Me sorprende la cantidad de
productos alimenticios españoles que encontramos en el viaje: leche, cerveza (aunque
la portuguesa es más abundante), galletas… Quizá muchos de ellos pertenecen a
la distribución del maño del restaurante de Senegambia. Los españoles hacen
poco ruido, pero se van posicionando en lugares insospechados sin ayuda oficial
por no considerarlos territorios preferentes. Tiene un mérito enorme. Se habrá
buscado la vida con trabajo y simpatía y habrá creado estrechos lazos
comerciales y de amistad.
Admiro a esos empresarios,
auténticos emprendedores de espíritu pionero que se lanzan sin red a ganarse la
vida en esos países que nos cuesta localizar en un mapa.
Por supuesto, doy buena cuenta
de esos productos españoles en el desayuno, que comparto con las sonrisas de
mis compañeros. He dormido mejor. Lo necesitaba. El sol y la paliza de estos
días (exagerando un poco, para dar tono dramático) habían incrustado el
cansancio en mi cuerpo. Aún se me pegan un poco los ojos y siento pesadez con
otros matices.
El ventilador ha causado esta
noche etapas de ligero frío y ha provocado una pequeña tos que no sé si
achacársela o hacerlo al atasco de nariz por la sequedad del ambiente, extraño
al estar cerca del río. Sin duda, el polvo ambiental es el culpable. Tengo mis
dudas sobre el reflujo, aunque el estómago funciona bien y sin ardores. La
comida es suculenta, ligeramente picante. No es indigesta. Estoy comiendo algo
más de lo habitual.

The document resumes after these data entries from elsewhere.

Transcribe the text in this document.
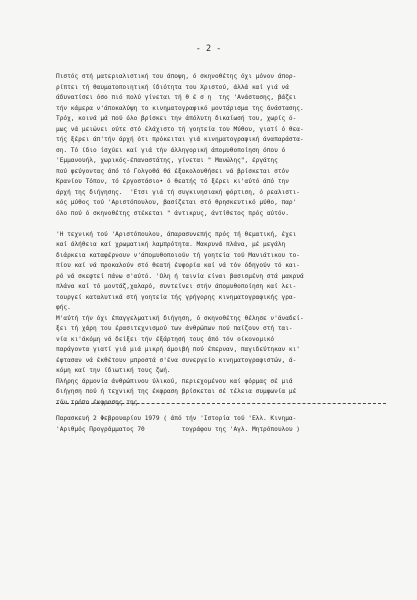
- 2 -
Πιστός στή ματεριαλιστική του άποψη, ό σκηνοθέτης όχι μόνον άπορ-
ρίπτει τή θαυματοποιητική ίδιότητα του Χριστού, άλλά καί γιά νά
άδυνατίσει όσο πιό πολύ γίνεται τή θ έ σ η  της 'Ανάστασης, βάζει
τήν κάμερα ν'άποκαλύψη το κινηματογραφικό μοντάρισμα της άνάστασης.
Τρόχ, κοινά μά πού όλο βρίσκει την άπόλυτη δικαίωσή του, χωρίς ό-
μως νά μειώνει ούτε στό έλάχιστο τή γοητεία του Μύθου, γιατί ό θεα-
τής ξέρει άπ'τήν άρχή ότι πρόκειται γιά κινηματογραφική άναπαράστα-
ση. Τό ίδιο ίσχύει καί γιά τήν άλληγορική άπομυθοποίηση όπου ό
'Εμμανουήλ, χωρικός-έπαναστάτης, γίνεται " Μανώλης", έργάτης
πού φεύγοντας άπό τό Γολγοθά θά έξακολουθήσει νά βρίσκεται στόν
Κρανίου Τόπον, τό έργοστάσιο• ό θεατής τό ξέρει κι'αύτό άπό την
άρχή της διήγησης.  'Ετσι γιά τή συγκινησιακή φόρτιση, ό ρεαλιστι-
κός μύθος τού 'Αριστόπουλου, βασίζεται στό θρησκευτικό μύθο, παρ'
όλο πού ό σκηνοθέτης στέκεται " άντικρυς, άντίθετος πρός αύτόν.
'Η τεχνική τού 'Αριστόπουλου, άπαρασυνεπής πρός τή θεματική, έχει
καί άλήθεια καί χρωματική λαμπρότητα. Μακρυνά πλάνα, μέ μεγάλη
διάρκεια καταφέρνουν ν'άπομυθοποιούν τή γοητεία τού Μανιάτικου το-
πίου καί νά προκαλούν στό θεατή έυφορία καί νά τόν όδηγούν τό και-
ρό νά σκεφτεί πάνω σ'αύτό. 'Ολη ή ταινία είναι βασισμένη στά μακρυά
πλάνα καί τό μοντάζ,χαλαρό, συντείνει στήν άπομυθοποίηση καί λει-
τουργεί καταλυτικά στή γοητεία τής γρήγορης κινηματογραφικής γρα-
φής.
Μ'αύτή τήν όχι έπαγγελματική διήγηση, ό σκηνοθέτης θέλησε ν'άναδεί-
ξει τή χάρη του έρασιτεχνισμού των άνθρώπων πού παίζουν στή ται-
νία κι'άκόμη νά δείξει τήν έξάρτησή τους άπό τόν οίκονομικό
παράγοντα γιατί γιά μιά μικρή άμοιβή πού έπερναν, παγιδεύτηκαν κι'
έφτασαν νά έκθέτουν μπροστά σ'ένα συνεργείο κινηματογραφιστών, ά-
κόμη καί την ίδιωτική τους ζωή.
Πλήρης άρμονία άνθρώπινου ύλικού, περιεχομένου καί φόρμας σέ μιά
διήγηση πού ή τεχνική της έκφραση βρίσκεται σέ τέλεια συμφωνία μέ
τόν τρόπο έκφρασης της.
Παρασκευή 2 Φεβρουαρίου 1979 ( άπό τήν 'Ιστορία τού 'Ελλ. Κινημα-
'Αριθμός Προγράμματος 70          τογράφου της 'Αγλ. Μητρόπουλου )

El arroz o las patatas son omnipresentes como guarnición
del pescado, el pollo o la carne. Lo siento, parece que estuviera dando el
parte a mi madre, como ocurría hace años, o a mi familia, que tanto se
preocupan de mí.
Los sonidos de la mañana son
diferentes a los de ayer. Todo fluye, todo se repite, todo cambia. Cambia el
decorado y mi forma de observar, el procesamiento de imágenes, la conversión en
sentimientos. Escucho las voces de mis compañeros, un monótono zumbido, un
golpeteo rítmico, el canto de los pájaros que convierte la vulgaridad de los
sólidos industriales en inmersión en la naturaleza. Ésta provee con una
reducida provisión de insectos que no han tratado de amargarme la estancia. Al
que lo intenta con feos comportamientos lo aplasto. Junto al río los mosquitos
son más pesados, al amanecer y al atardecer.
Termino de desayunar y me quedo
observando el río. Me gustan sus colores matinales, su vestido de gala para
estas primeras horas. Le agradezco esa deferencia para impresionarme,
despejarme, cautivarme. Sin duda, trata de seducirme y yo, que soy facilón, me
entrego. Su quietud es atemporal. La otra orilla me parece más lejana. Es una
adorable cinta que adorna los azules del cielo y el río, estrecha, ligeramente
encrespada por las melenas de las palmeras. Una embarcación se mueve con
pereza. Las barcas amarradas se muestran confiadas.